Lisa Seagrave, owner of the Gallery of the Midnight Sun, said slower Canada Post service is especially problematic this time of year as the holiday season heats up. When she inquired why her mail service has been spotty this month, she said she was told the regular delivery driver is on vacation.

"I called the sorting plant and was told they are waiting for criminal record checks to come back on the people they've hired to replace the delivery person that is on holidays," said Seagrave.

"In the meantime, there is nothing we can do. We just have to wait. He wouldn't let me come pick up my mail at the sorting plant."

With one mail carrier off with an injury and another on vacation, Canada Post spokesperson John Caines, who was speaking from Ottawa, said they had hoped to have a relief worker in place to cover the Old Town route on Monday, but required background checks can take time to complete.

"We do our best to deliver every day but in an instance like this, we just didn't have anybody to cover the route," said Caines.

"The supervisor and superintendent were delivering other routes, which isn't their job, but we just don't have enough people up there right now to get the job done."

The route through Old Town has just more than 800 stops in total - an average number for routes within Yellowknife - stretching from Niven Lake and parts of downtown through to Latham Island and Ndilo.

Staff shortages were a problem last November and December as well, which Canada Post attributed to high staff turnover.

Service resumed along the Old Town route on Thursday and Seagrave said she was relieved to receive her mail, but noted this is not the first disruption of service along the route.

"I've experienced this, so I don't just trust that it could be a few days," said Seagrave.

"It can be a week or two weeks or become very sporadic, you'll get mail and then not get it for another four days."

For the past seven or eight years, Seagrave estimated that mail delivery has been a problem and said it poses serious challenges for her business.

"I will say, parcel delivery is fabulous. I've never had an issue with parcel delivery and I'm generally pretty happy with Canada Post.

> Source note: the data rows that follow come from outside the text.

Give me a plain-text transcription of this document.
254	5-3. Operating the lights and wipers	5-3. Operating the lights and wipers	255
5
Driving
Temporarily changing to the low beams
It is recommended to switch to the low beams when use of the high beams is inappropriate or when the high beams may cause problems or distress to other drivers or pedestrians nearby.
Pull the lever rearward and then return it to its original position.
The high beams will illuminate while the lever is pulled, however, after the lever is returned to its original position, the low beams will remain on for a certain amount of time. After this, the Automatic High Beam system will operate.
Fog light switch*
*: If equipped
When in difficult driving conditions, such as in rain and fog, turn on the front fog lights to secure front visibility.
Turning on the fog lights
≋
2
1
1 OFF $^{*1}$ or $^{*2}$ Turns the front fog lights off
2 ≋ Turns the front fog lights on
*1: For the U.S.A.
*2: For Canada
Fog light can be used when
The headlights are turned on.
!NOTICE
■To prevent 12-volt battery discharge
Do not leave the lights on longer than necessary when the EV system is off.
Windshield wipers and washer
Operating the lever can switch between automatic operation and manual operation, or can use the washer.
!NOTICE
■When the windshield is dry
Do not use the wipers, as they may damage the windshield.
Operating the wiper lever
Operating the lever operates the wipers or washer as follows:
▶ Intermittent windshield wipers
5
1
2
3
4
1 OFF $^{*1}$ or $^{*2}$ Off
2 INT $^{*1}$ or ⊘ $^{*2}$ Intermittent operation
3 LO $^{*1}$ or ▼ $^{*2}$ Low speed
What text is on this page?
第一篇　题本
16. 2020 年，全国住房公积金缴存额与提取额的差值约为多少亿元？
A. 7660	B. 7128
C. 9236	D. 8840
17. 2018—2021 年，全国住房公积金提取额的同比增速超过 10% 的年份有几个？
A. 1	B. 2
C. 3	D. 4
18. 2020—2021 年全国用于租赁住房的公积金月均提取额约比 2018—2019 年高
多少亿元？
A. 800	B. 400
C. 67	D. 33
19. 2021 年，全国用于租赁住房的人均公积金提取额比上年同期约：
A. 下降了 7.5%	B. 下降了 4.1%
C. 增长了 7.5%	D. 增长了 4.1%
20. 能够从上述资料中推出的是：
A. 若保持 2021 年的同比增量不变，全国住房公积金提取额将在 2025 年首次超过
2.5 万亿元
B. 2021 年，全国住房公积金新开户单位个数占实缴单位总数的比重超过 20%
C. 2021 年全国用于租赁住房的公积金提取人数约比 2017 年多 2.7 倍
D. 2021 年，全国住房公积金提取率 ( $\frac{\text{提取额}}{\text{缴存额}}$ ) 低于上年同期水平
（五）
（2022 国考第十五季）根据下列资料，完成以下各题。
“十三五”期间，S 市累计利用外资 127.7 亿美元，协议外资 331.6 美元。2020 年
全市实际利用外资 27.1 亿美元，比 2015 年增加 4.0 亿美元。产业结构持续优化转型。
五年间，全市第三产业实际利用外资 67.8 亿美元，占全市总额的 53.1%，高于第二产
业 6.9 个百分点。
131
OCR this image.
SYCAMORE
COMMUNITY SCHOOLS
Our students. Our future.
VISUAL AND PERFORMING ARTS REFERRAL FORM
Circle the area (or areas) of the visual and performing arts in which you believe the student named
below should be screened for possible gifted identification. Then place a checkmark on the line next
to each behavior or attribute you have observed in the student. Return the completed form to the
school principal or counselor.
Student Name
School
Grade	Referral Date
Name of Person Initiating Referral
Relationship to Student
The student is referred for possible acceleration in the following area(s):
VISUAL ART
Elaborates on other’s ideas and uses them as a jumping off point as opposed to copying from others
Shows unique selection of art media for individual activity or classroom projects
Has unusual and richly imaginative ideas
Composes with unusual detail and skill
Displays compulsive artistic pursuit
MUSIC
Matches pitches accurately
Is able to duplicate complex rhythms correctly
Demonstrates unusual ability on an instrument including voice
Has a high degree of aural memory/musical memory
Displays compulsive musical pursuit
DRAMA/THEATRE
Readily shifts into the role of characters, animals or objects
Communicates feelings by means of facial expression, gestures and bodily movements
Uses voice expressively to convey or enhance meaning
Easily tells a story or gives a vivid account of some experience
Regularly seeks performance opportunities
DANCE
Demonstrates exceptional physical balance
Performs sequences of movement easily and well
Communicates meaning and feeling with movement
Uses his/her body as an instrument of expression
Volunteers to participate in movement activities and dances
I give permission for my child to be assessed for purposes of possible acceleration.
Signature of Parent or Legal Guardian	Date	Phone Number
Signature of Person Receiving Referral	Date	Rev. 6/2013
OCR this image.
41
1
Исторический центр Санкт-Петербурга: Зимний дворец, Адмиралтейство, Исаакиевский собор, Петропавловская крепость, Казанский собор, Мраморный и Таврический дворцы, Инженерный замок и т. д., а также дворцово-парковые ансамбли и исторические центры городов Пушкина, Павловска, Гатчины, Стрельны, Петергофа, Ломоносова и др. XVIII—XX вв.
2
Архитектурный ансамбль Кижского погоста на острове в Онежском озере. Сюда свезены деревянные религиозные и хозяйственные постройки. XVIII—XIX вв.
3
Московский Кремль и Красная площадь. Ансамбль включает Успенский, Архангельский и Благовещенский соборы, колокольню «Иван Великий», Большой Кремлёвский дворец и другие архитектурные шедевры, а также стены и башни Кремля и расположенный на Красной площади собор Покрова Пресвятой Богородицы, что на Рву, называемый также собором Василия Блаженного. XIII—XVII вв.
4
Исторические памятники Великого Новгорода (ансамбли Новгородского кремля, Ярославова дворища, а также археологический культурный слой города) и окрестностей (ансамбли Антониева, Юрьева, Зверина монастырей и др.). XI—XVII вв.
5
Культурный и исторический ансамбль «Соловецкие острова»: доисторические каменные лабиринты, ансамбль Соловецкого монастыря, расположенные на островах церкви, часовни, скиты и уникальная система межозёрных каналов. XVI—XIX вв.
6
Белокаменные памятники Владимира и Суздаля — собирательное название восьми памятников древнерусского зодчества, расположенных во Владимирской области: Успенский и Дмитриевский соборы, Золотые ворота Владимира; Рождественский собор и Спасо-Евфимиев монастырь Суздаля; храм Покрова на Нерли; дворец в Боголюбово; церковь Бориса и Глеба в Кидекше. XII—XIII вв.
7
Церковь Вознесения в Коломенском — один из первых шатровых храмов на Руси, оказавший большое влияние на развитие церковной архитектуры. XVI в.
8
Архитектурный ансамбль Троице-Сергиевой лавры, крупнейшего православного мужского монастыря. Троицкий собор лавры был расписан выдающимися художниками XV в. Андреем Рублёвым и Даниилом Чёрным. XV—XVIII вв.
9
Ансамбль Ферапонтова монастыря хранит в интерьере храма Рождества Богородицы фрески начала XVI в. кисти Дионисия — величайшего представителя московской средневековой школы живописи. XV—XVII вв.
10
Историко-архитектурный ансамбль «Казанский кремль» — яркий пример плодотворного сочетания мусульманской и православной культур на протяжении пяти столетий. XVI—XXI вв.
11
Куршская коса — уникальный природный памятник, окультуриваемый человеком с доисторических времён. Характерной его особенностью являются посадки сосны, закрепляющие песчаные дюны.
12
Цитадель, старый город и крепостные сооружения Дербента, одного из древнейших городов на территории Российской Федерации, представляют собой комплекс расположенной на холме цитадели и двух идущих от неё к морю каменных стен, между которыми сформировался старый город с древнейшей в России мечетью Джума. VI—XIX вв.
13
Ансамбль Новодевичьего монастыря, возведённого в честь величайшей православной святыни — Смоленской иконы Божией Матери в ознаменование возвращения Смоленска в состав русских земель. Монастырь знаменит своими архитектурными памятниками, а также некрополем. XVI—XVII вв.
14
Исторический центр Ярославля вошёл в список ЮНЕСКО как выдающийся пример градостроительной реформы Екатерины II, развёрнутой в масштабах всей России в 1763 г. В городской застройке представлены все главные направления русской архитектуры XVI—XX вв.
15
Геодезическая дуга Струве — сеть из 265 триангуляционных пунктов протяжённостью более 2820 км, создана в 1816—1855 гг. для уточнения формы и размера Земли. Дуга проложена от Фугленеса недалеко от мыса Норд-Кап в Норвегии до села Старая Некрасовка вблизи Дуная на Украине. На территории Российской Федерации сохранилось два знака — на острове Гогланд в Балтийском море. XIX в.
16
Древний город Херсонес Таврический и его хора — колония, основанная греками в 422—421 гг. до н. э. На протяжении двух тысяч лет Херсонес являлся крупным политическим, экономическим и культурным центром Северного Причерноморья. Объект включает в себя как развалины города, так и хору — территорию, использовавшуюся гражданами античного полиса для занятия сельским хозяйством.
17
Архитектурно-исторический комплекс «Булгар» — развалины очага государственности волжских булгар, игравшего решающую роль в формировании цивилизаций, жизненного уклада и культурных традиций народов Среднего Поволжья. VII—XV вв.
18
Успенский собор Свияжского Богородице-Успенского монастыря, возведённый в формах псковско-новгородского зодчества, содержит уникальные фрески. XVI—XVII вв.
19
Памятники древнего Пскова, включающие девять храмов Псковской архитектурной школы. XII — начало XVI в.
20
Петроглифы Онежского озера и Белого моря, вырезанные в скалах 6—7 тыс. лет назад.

I choose to use Canada Post as a Northern resident, as opposed to the way a lot of the south is going with UPS or FedEx, but my business is dependent on the letter post as well, and it's very frustrating to have this come up again and again," said Seagrave.

Anick Losier, another Canada Post spokesperson based in Ottawa, said Canada Post doesn't have a policy prohibiting employees from taking vacation during peak times or when the office is understaffed.

"I think everybody is entitled to take a vacation," she said.

"They work really hard all year and it's really difficult to recruit and keep staff."

She added complaints that mail delivery in Yellowknife has been spotty "surprises her."

"Local management has been working some nights until 8 p.m. or 9 p.m. to compensate for the lack of staff," she said.

"If they can't do a route one day, then they will try to hit it the next day."